Yesterday, it rained. Not a hard rain, but a steady one. The clouds rolled in, set up shop, and kept at it all day, though they did take some coffee breaks and a pretty long lunch. It rained until dinner – a soft patter punctuated by the songs of the more courageous birds – and then began again during the night. I woke up this morning to a misty sky and wet pavement.
The mood in the bar yesterday was one of subdued relief. People were quieter than usual, listening to the rain outside. As I sipped my morning cappuccino, one of my friends said: “watch, the whole landscape will change.”
Like most of the Mediterranean, Sardinia has been going through a severe drought. I ask how long it’s been since there was rain. Six months? Longer, they tell me. The news is full of statistics on the drop in agricultural production. Unripe pomegranates hang broken on the trees, their skins split by the arid winds. The blackberries on the plateau are shrunken and juiceless, so dry they break if I squeeze them. All this year’s fruit is smaller, and less. The figs are tiny. The vines bear fewer grapes, fewer tomatoes, fewer melons. The almonds are shriveled in their shells.

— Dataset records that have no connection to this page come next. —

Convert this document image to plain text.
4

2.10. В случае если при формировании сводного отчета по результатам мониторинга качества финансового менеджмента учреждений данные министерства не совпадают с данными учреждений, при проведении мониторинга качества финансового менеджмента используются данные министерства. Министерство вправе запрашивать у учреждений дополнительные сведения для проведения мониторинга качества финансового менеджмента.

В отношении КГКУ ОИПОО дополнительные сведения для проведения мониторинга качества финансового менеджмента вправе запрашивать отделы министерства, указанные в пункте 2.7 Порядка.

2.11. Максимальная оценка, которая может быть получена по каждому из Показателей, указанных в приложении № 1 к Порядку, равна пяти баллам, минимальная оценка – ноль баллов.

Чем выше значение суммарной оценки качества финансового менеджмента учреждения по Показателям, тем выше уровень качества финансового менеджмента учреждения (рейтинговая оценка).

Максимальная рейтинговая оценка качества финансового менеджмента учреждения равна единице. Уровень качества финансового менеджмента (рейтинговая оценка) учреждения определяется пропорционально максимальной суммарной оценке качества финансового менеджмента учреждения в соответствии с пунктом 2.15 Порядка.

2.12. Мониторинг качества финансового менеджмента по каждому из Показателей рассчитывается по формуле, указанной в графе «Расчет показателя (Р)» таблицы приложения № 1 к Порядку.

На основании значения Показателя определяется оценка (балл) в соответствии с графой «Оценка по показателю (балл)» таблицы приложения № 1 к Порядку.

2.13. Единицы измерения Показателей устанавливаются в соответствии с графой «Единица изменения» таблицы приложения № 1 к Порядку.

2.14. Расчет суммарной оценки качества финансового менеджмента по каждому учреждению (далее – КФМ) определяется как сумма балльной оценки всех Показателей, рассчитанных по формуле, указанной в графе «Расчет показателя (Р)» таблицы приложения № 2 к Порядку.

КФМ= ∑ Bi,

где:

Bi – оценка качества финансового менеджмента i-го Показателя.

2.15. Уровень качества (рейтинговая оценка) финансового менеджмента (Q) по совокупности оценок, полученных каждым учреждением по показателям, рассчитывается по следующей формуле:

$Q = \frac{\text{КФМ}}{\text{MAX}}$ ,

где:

But yesterday, it rained. By mid-morning, a smell of warm clay filled the streets as water soaked into the hard-baked dust. By afternoon, the smell was of living soil with all its tiny life waking up and cautiously carrying on. And by evening, as I walked home from the little town library, the breeze carried a scent of keen freshness, like cutting into a watermelon that’s still a little green.
This rain came too late for the summer fruit. Most of what produce there is has already been gathered. But I’m looking forward to my next long walk in the fields or up on the plateau. I’m looking forward to watching the landscape change – if we’re lucky – just in time to plant the winter grains.